The man smiles at her, leaning out from the shelter and looking into the bag. "Thanks," he says, and picks one out, red and patterned with dots of water that break when she touches them.

"No," the woman says. "Thank you. We're fine."

The bag's still too full to sort through properly (and there's another voice behind her: you're not actually going to eat that, are you? Further back, a one-handed man finishes his phone-call and squints at himself in the window, wondering if he needs to shave, if he should get a new shirt). There's a girl by the next bin, anyway, under an umbrella, pale with thick black hair and thin red lips, and she takes one as well.

The bag starts tearing through as Gwen reaches South Terrace, and she holds it closer and hands the contents out faster.
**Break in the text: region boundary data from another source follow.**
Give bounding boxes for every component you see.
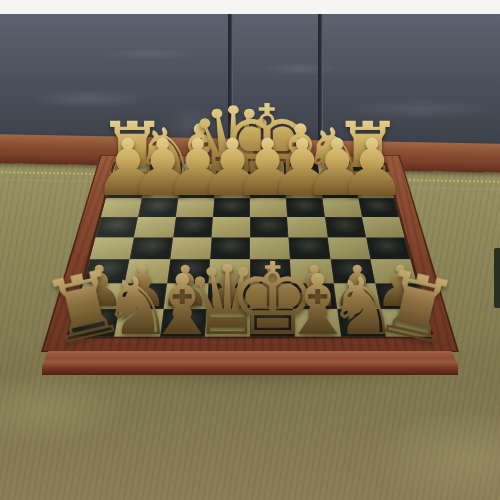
- piece-black-pawn-h7[interactable]: ♟: [337, 129, 408, 208]
- right-edge-object: [494, 248, 500, 308]
- square-a5[interactable]: [95, 217, 138, 237]
- square-d5[interactable]: [211, 217, 250, 237]
- photo-top-border: [0, 0, 500, 14]
- square-h5[interactable]: [362, 217, 405, 237]
- square-f5[interactable]: [287, 217, 327, 237]
- square-c5[interactable]: [173, 217, 213, 237]
- photo-of-brass-chess-set: ♜♞♝♛♚♝♞♜♟♟♟♟♟♟♟♟♟♟♟♟♟♟♟♟♜♞♝♛♚♝♞♜: [0, 0, 500, 500]
- square-b5[interactable]: [134, 217, 175, 237]
- square-g5[interactable]: [325, 217, 366, 237]
- square-e5[interactable]: [250, 217, 289, 237]
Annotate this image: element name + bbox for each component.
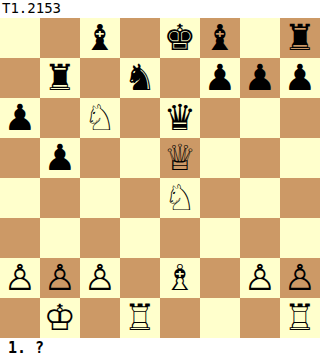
- square-e7[interactable]: [160, 58, 200, 98]
- white-pawn: ♙: [244, 258, 276, 298]
- square-a2[interactable]: ♙: [0, 258, 40, 298]
- square-f2[interactable]: [200, 258, 240, 298]
- square-h2[interactable]: ♙: [280, 258, 320, 298]
- square-e3[interactable]: [160, 218, 200, 258]
- square-b3[interactable]: [40, 218, 80, 258]
- black-bishop: ♝: [204, 18, 236, 58]
- square-e8[interactable]: ♚: [160, 18, 200, 58]
- white-queen: ♕: [164, 138, 196, 178]
- square-c4[interactable]: [80, 178, 120, 218]
- black-knight: ♞: [124, 58, 156, 98]
- black-pawn: ♟: [4, 98, 36, 138]
- black-pawn: ♟: [284, 58, 316, 98]
- white-bishop: ♗: [164, 258, 196, 298]
- white-rook: ♖: [284, 298, 316, 338]
- black-bishop: ♝: [84, 18, 116, 58]
- square-g7[interactable]: ♟: [240, 58, 280, 98]
- square-b6[interactable]: [40, 98, 80, 138]
- square-d2[interactable]: [120, 258, 160, 298]
- square-c6[interactable]: ♘: [80, 98, 120, 138]
- square-h7[interactable]: ♟: [280, 58, 320, 98]
- square-h6[interactable]: [280, 98, 320, 138]
- black-king: ♚: [164, 18, 196, 58]
- square-a6[interactable]: ♟: [0, 98, 40, 138]
- square-a4[interactable]: [0, 178, 40, 218]
- square-d4[interactable]: [120, 178, 160, 218]
- square-d5[interactable]: [120, 138, 160, 178]
- square-b1[interactable]: ♔: [40, 298, 80, 338]
- square-h5[interactable]: [280, 138, 320, 178]
- move-prompt: 1. ?: [8, 339, 44, 357]
- black-rook: ♜: [44, 58, 76, 98]
- black-queen: ♛: [164, 98, 196, 138]
- white-knight: ♘: [164, 178, 196, 218]
- square-h1[interactable]: ♖: [280, 298, 320, 338]
- square-b8[interactable]: [40, 18, 80, 58]
- square-f1[interactable]: [200, 298, 240, 338]
- square-f7[interactable]: ♟: [200, 58, 240, 98]
- white-pawn: ♙: [84, 258, 116, 298]
- puzzle-title: T1.2153: [2, 0, 61, 16]
- square-b7[interactable]: ♜: [40, 58, 80, 98]
- square-b2[interactable]: ♙: [40, 258, 80, 298]
- square-a3[interactable]: [0, 218, 40, 258]
- square-e6[interactable]: ♛: [160, 98, 200, 138]
- square-f8[interactable]: ♝: [200, 18, 240, 58]
- square-e2[interactable]: ♗: [160, 258, 200, 298]
- square-c2[interactable]: ♙: [80, 258, 120, 298]
- square-e1[interactable]: [160, 298, 200, 338]
- square-d1[interactable]: ♖: [120, 298, 160, 338]
- square-g5[interactable]: [240, 138, 280, 178]
- square-f4[interactable]: [200, 178, 240, 218]
- square-g6[interactable]: [240, 98, 280, 138]
- white-pawn: ♙: [4, 258, 36, 298]
- square-g3[interactable]: [240, 218, 280, 258]
- black-pawn: ♟: [204, 58, 236, 98]
- white-king: ♔: [44, 298, 76, 338]
- chess-board: ♝♚♝♜♜♞♟♟♟♟♘♛♟♕♘♙♙♙♗♙♙♔♖♖: [0, 18, 320, 338]
- square-f6[interactable]: [200, 98, 240, 138]
- square-c8[interactable]: ♝: [80, 18, 120, 58]
- square-d8[interactable]: [120, 18, 160, 58]
- square-c5[interactable]: [80, 138, 120, 178]
- square-f5[interactable]: [200, 138, 240, 178]
- square-a1[interactable]: [0, 298, 40, 338]
- square-d7[interactable]: ♞: [120, 58, 160, 98]
- square-d6[interactable]: [120, 98, 160, 138]
- square-h8[interactable]: ♜: [280, 18, 320, 58]
- black-pawn: ♟: [44, 138, 76, 178]
- white-pawn: ♙: [284, 258, 316, 298]
- square-c1[interactable]: [80, 298, 120, 338]
- black-pawn: ♟: [244, 58, 276, 98]
- square-a5[interactable]: [0, 138, 40, 178]
- square-e4[interactable]: ♘: [160, 178, 200, 218]
- square-e5[interactable]: ♕: [160, 138, 200, 178]
- square-g1[interactable]: [240, 298, 280, 338]
- black-rook: ♜: [284, 18, 316, 58]
- white-rook: ♖: [124, 298, 156, 338]
- square-a8[interactable]: [0, 18, 40, 58]
- square-g2[interactable]: ♙: [240, 258, 280, 298]
- square-g8[interactable]: [240, 18, 280, 58]
- square-a7[interactable]: [0, 58, 40, 98]
- square-b4[interactable]: [40, 178, 80, 218]
- square-g4[interactable]: [240, 178, 280, 218]
- square-b5[interactable]: ♟: [40, 138, 80, 178]
- square-f3[interactable]: [200, 218, 240, 258]
- square-c7[interactable]: [80, 58, 120, 98]
- square-h4[interactable]: [280, 178, 320, 218]
- square-h3[interactable]: [280, 218, 320, 258]
- white-pawn: ♙: [44, 258, 76, 298]
- square-c3[interactable]: [80, 218, 120, 258]
- square-d3[interactable]: [120, 218, 160, 258]
- white-knight: ♘: [84, 98, 116, 138]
One to a schoolboy with an enthusiastic almost-beard; he takes it and walks on towards three girls in matching uniforms, sitting on a fallen tree and calling out to him (anyone want this?, he says; further back, a girl with black hair coughs and grows paler). There's a woman waiting on the footpath by a narrow parking space, too, gesturing to someone in a car, and she takes a couple as well (parking noises, and a car door slams: you know the doctor said we shouldn't eat fruit. Behind them, three schoolgirls call out: I want it, no I do, no me.)
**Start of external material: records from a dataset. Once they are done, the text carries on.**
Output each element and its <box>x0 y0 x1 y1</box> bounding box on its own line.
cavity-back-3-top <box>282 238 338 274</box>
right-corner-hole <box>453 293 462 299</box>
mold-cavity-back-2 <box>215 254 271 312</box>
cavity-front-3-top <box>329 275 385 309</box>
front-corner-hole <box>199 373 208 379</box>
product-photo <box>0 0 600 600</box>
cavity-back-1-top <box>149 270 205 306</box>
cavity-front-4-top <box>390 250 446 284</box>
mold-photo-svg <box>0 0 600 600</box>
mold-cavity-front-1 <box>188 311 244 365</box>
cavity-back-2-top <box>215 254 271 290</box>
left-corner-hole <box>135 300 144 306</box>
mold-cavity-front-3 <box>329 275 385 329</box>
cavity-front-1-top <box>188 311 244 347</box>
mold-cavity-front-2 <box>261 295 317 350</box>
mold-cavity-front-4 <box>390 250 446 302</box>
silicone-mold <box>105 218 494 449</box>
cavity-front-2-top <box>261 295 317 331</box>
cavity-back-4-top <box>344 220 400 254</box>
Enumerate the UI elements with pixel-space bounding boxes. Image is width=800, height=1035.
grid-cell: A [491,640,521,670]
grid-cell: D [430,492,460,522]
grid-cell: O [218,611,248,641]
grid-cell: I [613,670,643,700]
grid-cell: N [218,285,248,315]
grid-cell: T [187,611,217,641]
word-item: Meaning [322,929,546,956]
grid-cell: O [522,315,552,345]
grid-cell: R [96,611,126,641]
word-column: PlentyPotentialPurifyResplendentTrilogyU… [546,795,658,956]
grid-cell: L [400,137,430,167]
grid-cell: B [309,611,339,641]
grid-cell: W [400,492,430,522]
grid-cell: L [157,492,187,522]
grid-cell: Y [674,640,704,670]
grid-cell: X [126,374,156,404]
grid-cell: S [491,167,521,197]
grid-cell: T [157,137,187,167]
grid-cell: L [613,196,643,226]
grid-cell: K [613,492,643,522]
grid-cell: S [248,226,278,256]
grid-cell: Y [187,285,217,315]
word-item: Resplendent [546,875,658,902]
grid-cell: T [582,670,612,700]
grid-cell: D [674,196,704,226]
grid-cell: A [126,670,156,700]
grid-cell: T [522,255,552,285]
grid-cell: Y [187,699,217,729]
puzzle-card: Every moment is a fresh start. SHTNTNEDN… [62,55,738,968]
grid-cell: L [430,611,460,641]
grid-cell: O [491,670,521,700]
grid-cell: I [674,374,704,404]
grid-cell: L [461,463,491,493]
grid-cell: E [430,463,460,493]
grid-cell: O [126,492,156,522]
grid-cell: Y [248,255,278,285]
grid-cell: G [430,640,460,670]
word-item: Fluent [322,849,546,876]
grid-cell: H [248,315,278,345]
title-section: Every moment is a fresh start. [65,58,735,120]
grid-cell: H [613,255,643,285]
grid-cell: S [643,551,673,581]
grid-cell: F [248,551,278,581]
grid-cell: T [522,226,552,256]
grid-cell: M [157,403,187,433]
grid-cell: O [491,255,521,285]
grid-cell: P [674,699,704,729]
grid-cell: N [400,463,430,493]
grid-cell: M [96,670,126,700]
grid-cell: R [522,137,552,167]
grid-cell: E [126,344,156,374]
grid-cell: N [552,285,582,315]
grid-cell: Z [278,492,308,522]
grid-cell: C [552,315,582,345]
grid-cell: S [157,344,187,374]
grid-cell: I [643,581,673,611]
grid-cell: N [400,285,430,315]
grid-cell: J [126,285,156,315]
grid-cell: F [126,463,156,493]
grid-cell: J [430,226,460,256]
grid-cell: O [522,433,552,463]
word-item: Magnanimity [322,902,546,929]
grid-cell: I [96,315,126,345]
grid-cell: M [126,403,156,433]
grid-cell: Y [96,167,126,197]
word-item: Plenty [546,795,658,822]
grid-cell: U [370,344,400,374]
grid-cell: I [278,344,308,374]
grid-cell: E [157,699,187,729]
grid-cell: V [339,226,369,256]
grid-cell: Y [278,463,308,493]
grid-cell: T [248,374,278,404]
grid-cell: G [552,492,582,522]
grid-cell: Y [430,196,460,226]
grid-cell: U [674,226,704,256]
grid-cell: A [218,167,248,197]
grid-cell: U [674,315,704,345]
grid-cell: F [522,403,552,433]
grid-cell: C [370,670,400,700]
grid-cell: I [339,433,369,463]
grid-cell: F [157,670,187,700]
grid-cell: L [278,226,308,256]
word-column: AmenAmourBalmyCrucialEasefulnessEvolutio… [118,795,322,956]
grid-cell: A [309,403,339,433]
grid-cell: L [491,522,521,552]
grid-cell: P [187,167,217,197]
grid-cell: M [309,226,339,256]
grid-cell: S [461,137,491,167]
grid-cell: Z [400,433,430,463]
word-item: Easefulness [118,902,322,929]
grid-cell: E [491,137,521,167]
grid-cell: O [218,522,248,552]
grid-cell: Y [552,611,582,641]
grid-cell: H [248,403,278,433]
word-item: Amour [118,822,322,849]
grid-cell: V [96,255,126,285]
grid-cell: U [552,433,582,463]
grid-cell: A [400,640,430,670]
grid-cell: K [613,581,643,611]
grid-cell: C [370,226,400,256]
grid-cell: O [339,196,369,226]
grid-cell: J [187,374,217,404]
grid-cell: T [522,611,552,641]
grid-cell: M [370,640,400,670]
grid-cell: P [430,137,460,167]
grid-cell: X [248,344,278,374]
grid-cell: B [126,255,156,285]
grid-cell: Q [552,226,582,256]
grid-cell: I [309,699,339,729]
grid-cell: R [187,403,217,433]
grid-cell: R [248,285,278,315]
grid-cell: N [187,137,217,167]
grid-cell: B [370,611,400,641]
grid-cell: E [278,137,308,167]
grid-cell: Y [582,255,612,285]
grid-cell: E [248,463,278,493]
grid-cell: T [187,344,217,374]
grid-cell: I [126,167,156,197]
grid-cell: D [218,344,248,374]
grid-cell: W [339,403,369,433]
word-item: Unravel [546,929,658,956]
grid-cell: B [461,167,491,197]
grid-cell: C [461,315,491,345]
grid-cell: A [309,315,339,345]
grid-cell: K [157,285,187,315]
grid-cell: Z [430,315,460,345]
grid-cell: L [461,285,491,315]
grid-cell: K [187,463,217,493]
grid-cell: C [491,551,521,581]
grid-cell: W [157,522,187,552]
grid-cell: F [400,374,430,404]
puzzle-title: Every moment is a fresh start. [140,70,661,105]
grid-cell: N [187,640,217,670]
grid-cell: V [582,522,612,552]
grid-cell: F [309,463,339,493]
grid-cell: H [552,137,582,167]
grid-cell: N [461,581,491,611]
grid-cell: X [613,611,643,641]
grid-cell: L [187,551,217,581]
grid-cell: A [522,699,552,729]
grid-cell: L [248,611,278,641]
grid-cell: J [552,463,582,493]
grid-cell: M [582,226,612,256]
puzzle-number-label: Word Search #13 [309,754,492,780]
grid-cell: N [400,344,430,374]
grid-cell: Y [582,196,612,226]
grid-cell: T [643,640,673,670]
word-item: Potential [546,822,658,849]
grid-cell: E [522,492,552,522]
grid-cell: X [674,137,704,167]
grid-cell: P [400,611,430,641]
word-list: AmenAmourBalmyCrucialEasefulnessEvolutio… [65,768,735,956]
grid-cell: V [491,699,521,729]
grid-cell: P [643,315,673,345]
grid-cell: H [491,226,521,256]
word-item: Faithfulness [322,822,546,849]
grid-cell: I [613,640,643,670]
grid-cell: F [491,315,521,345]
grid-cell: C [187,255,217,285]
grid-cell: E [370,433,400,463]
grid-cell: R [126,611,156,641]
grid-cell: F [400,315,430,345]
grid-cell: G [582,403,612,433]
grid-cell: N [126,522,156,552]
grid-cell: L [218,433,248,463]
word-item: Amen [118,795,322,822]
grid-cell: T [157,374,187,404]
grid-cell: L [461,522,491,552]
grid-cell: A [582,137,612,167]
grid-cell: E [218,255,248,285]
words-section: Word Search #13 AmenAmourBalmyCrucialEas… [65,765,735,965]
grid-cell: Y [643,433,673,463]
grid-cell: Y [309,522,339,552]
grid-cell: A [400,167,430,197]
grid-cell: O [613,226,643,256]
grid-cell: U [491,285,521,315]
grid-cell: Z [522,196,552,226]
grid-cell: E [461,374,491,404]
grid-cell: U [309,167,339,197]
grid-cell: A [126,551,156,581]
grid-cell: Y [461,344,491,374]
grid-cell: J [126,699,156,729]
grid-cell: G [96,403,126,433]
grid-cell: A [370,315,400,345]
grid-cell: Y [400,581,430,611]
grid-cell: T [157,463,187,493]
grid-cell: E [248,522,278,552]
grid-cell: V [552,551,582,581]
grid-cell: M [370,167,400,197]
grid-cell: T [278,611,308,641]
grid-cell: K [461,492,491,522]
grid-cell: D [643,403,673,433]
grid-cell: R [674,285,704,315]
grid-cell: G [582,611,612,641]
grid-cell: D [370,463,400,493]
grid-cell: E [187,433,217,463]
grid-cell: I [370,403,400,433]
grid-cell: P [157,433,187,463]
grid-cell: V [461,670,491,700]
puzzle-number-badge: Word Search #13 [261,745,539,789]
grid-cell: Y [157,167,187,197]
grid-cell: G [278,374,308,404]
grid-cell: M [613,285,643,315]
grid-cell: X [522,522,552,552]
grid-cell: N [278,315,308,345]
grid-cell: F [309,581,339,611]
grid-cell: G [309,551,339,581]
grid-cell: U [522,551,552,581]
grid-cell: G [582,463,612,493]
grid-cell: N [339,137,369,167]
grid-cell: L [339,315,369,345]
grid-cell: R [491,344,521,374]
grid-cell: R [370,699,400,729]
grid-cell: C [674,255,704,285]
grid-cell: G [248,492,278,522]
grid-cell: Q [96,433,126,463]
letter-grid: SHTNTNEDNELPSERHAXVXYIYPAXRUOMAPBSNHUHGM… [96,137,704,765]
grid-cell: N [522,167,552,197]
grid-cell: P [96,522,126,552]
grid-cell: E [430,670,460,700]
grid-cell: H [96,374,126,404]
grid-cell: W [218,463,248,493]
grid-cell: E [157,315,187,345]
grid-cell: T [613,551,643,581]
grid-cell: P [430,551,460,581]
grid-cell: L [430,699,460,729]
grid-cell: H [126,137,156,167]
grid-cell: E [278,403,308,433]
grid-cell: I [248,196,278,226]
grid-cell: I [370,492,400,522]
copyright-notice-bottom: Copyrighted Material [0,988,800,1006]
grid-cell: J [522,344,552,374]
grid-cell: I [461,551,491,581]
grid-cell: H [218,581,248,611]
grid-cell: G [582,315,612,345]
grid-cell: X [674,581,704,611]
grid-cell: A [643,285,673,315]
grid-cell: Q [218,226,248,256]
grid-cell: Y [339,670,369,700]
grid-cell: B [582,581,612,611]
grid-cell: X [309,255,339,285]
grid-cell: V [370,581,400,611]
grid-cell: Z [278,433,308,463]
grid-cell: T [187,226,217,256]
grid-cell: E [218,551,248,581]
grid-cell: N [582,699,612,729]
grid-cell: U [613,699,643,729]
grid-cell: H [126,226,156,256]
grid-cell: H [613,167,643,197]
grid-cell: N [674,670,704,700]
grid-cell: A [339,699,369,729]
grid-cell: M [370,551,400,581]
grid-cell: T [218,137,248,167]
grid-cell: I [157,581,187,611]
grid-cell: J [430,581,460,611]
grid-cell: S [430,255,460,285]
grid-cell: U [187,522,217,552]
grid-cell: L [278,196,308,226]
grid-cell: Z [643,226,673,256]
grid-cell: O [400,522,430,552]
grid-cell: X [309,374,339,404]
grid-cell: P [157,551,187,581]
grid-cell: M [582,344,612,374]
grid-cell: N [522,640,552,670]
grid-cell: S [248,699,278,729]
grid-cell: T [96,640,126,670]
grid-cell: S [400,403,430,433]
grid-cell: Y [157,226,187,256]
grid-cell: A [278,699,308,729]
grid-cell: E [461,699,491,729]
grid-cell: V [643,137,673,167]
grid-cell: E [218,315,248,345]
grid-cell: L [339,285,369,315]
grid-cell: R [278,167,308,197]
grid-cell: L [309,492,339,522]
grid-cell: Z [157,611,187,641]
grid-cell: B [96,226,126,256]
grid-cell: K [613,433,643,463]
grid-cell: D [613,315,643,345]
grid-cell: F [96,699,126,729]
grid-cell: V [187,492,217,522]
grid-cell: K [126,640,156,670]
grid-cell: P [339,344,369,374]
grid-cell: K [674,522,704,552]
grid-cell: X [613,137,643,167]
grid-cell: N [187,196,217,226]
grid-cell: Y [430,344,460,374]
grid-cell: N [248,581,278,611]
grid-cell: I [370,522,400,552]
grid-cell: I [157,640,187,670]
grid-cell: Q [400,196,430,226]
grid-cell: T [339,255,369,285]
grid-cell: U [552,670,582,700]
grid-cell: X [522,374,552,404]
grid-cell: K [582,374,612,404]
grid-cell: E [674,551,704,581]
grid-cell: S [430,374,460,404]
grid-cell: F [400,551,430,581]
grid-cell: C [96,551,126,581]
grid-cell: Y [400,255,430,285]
The bag's already blossomed tiny holes along every crease, but now the bottom gives out. Braeburns and Jonathans spills out onto the parkland, thudding and rolling, scattering the magpies that are searching wet grass for worms. Gwen looks up just in time to see an indistinct yellow fruit (a melon? A mango?) roll into the stream with a muted splash, ducks taking off from the surface in fright. She scoops the rest of the fruit into a pile while she thinks.

The mud'll wash off easily enough, and the damp shreds of paper. She'll never be able to get them all home without a bag though. "Here," she says after a moment, squatting down, calling over to one of the magpies (it's settled five metres away to watch her suspiciously). She bites a piece of a Jonathan off, and takes it out of her mouth, and tosses it forward. The magpie flaps away for a moment, then stops. Gwen bites off another chunk, and throws that as well. It isn't until a duck's landed and taken the first bite that the magpie runs forward for the second. She rolls the apple towards them; they wait as it slows and stops. Another duck struggles out of the water and steps forward.

There, then.

She rolls the next one towards them, relieved at the solution, after taking another bite to start them off. The next, and the next. By the time she's rid of the dozen she's dropped there are twenty ducks pecking at them where they lie, and three or four magpies retreating to eat in the distance and then coming back for more.

She moves over to the edge of the stream and looks down for the last piece of fruit; glimpses of gold show through reflected clouds. She still can't tell what it is. The water isn't deep, though, and she's already soaked through, so she kneels down and reaches and finds it and almost loses her grip but gets it after all and grins and sits up and ah. It's just a Golden Delicious.

She takes a bite then turns back to throw it among birds. So much for her bag of mixed fruit. Still, it was only fifty cents, no harm done. She's got some leftover soup to finish off at home, as well, she thinks, while magpies squabble behind her and ants begin to pour from rival nests.